I don't need to answer yours because the supposed "problem" doesn't exist. God isn't double minded, so when He says He desires all to come to knowledge of the truth, what more is needed?
—"What more is needed"? Context is needed. It is not talking about him desiring that absolutely all sapient sentients responsible to God be saved, nor even all humans.
—"What more is needed"? Reasoning use of language is needed.
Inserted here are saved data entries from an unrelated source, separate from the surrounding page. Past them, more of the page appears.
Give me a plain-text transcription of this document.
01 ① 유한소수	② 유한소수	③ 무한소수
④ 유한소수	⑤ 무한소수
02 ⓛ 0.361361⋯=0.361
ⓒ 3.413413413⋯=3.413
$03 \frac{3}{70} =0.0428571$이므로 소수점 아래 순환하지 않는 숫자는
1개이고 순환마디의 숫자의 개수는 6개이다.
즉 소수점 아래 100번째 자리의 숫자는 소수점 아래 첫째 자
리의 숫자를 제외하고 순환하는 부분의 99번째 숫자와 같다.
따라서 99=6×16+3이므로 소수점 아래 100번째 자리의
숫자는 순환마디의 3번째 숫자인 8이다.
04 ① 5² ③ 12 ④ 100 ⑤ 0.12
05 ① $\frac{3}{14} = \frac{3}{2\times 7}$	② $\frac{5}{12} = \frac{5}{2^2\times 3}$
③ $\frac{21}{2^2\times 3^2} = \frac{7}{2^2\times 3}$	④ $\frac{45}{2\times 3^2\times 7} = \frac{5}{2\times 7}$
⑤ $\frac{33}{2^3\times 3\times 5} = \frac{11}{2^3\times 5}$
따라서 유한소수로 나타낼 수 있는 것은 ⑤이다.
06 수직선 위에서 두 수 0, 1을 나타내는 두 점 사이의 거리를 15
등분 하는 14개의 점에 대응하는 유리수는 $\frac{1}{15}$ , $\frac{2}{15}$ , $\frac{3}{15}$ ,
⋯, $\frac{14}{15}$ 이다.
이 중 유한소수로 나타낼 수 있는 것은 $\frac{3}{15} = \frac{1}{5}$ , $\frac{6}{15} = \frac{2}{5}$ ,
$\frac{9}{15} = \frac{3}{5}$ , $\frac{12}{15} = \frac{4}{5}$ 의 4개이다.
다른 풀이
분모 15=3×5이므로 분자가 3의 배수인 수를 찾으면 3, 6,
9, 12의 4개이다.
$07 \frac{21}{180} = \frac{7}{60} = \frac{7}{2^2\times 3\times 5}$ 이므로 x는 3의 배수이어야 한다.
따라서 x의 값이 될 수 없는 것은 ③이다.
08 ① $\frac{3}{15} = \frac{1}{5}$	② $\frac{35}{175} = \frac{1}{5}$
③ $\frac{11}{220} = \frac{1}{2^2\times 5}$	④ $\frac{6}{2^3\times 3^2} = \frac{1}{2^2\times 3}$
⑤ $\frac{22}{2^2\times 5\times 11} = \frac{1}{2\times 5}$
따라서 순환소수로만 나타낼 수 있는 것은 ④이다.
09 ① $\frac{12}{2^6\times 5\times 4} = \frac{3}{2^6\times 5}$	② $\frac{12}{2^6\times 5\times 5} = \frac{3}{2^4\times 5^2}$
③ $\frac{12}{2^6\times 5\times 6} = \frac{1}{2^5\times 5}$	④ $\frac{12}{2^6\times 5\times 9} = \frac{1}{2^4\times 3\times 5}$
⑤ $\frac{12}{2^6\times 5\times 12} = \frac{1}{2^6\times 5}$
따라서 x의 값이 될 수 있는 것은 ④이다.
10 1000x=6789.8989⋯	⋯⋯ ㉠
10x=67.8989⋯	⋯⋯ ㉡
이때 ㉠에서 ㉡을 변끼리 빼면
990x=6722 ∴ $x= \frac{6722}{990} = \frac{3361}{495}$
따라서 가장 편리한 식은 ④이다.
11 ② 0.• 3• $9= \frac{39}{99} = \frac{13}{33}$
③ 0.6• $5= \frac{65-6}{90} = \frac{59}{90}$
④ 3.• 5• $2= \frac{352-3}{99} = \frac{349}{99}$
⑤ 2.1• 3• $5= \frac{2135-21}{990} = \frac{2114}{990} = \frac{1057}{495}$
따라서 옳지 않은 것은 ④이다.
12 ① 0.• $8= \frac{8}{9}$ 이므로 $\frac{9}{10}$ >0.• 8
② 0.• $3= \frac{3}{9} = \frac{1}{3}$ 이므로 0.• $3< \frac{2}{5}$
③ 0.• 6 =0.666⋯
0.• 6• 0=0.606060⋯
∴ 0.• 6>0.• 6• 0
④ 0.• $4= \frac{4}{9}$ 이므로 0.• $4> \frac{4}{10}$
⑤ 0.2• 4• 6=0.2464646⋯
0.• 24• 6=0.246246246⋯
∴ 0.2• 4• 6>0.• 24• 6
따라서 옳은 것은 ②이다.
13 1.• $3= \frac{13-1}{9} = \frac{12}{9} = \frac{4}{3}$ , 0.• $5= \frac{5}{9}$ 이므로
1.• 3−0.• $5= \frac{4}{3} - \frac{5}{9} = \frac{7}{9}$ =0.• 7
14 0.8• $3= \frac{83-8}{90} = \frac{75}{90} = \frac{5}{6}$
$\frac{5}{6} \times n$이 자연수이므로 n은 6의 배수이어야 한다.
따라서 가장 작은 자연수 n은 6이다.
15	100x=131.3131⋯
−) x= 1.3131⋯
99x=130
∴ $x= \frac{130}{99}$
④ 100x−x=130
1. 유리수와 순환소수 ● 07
It is not double-minded for God to feel outrage at disbelief and to call it desire for the opposite (I say, supposing, for the sake of argument, that the verse was stand-alone, which it is not).
It means that whatever reasons a person claims to believe determinism are not actually related to their belief in determinism, should determinism be true.
Frankly I doubt very much that is what you mean by it, though what you do mean by it may be understood by you to be implicative of that conclusion. "Of their own accord" can mean something along the lines of independence from others of our kind, but it cannot be independent of God's causation.
I don't think you would say that your reasons not to believe in determinism are unrelated to your belief in free will.
You seem to misunderstand the argument, because it's not just that i affirm what I affirm, but that whether we affirm or deny free will we must do so on the basis of an act of free will. So in order to make an affirmation of determinism, the claimant must first demonstrate their affirmation to be false.
Confirmation bias. That we must (and do, constantly,) choose does not imply free will.